Enhancing Reverse Engineering: Investigating and Benchmarking Large Language Models for Vulnerability Analysis in Decompiled Binaries

Security experts reverse engineer (decompile) binary code to identify critical security vulnerabilities. The limited access to source code in vital systems - such as firmware, drivers, and proprietary software used in Critical Infrastructures (CI) - makes this analysis even more crucial on the binary level. Even with available source code, a semantic gap persists after compilation between the source and the binary code executed by the processor. This gap may hinder the detection of vulnerabilities in source code. That being said, current research on Large Language Models (LLMs) overlooks the significance of decompiled binaries in this area by focusing solely on source code. In this work, we are the first to empirically uncover the substantial semantic limitations of state-of-the-art LLMs when it comes to analyzing vulnerabilities in decompiled binaries, largely due to the absence of relevant datasets. To bridge the gap, we introduce DeBinVul, a novel decompiled binary code vulnerability dataset.
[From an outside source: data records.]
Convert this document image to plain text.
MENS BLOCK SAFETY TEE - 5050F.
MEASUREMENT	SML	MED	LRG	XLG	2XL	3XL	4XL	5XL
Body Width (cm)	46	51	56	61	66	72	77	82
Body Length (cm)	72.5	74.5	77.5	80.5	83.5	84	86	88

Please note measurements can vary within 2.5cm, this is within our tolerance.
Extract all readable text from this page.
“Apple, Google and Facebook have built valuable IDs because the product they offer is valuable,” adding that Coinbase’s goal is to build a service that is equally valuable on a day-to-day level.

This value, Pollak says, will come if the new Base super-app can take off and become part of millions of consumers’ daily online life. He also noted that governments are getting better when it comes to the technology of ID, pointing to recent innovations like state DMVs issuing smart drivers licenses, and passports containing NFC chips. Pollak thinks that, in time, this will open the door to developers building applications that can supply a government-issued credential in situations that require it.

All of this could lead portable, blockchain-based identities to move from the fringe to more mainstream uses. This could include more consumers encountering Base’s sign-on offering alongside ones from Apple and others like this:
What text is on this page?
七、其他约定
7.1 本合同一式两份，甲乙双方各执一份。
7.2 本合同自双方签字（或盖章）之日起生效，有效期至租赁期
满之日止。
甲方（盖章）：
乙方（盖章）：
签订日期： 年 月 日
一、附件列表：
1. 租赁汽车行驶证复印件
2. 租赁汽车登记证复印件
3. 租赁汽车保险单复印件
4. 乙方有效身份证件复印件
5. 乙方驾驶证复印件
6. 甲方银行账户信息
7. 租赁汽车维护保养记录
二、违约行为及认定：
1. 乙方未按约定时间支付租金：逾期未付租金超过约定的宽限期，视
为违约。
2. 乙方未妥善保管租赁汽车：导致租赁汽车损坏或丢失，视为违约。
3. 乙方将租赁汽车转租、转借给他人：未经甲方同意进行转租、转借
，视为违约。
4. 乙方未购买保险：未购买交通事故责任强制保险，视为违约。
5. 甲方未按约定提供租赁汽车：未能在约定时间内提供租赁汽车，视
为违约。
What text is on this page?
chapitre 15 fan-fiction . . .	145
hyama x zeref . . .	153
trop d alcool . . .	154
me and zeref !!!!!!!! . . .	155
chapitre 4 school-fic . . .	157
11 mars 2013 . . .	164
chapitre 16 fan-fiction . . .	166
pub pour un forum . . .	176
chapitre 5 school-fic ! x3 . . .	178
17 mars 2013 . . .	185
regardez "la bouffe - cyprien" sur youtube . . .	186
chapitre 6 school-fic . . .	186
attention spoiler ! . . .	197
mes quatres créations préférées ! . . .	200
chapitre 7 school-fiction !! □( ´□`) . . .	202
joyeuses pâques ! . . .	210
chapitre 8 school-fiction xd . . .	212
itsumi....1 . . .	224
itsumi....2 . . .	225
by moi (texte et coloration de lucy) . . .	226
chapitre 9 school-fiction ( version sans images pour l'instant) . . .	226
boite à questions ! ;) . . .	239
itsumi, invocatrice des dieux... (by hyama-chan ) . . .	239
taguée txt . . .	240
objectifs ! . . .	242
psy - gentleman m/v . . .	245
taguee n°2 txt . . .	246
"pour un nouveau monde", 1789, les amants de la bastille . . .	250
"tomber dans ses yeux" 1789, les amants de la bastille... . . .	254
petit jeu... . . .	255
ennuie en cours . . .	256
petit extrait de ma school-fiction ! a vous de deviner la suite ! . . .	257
Our dataset is multi-architecture and multi-optimization, focusing on C/C++ due to their wide usage in CI and association with numerous vulnerabilities. Specifically, we curate 150,872 samples of vulnerable and non-vulnerable decompiled binary code for the task of (i) identifying; (ii) classifying; (iii) describing vulnerabilities; and (iv) recovering function names in the domain of decompiled binaries. Subsequently, we fine-tune state-of-the-art LLMs using DeBinVul and report on a performance increase of 19%, 24%, and 21% in the capabilities of CodeLlama, Llama3, and CodeGen2 respectively, in detecting binary code vulnerabilities. Additionally, using DeBinVul, we report a high performance of 80-90% on the vulnerability classification task. Furthermore, we report improved performance in function name recovery and vulnerability description tasks.

翻译：安全专家通过逆向工程（反编译）二进制代码来识别关键安全漏洞。在关键基础设施（CI）中使用的固件、驱动程序和专有软件等重要系统中，源代码的可访问性有限，使得在二进制层面进行分析变得尤为关键。即使源代码可用，编译后源代码与处理器执行的二进制代码之间仍存在语义鸿沟。这一鸿沟可能阻碍源代码中漏洞的检测。然而，当前关于大语言模型（LLMs）的研究忽视了反编译二进制在此领域的重要性，仅专注于源代码分析。在本研究中，我们首次通过实证揭示了最先进的大语言模型在分析反编译二进制漏洞时存在的显著语义局限性，这主要源于相关数据集的缺失。为弥补这一差距，我们引入了DeBinVul——一个新颖的反编译二进制代码漏洞数据集。我们的数据集具有多架构和多优化级别的特点，重点关注C/C++语言，因其在CI中的广泛应用以及与大量漏洞的关联。具体而言，我们收集了150,872个包含漏洞和无漏洞的反编译二进制代码样本，用于以下任务：(i) 漏洞识别；(ii) 漏洞分类；(iii) 漏洞描述；以及(iv) 反编译二进制领域中的函数名恢复。随后，我们使用DeBinVul对最先进的大语言模型进行微调，并报告了CodeLlama、Llama3和CodeGen2在检测二进制代码漏洞能力上分别提升19%、24%和21%的性能表现。此外，利用DeBinVul，我们在漏洞分类任务中实现了80-90%的高性能表现。同时，我们在函数名恢复和漏洞描述任务中也报告了改进的性能。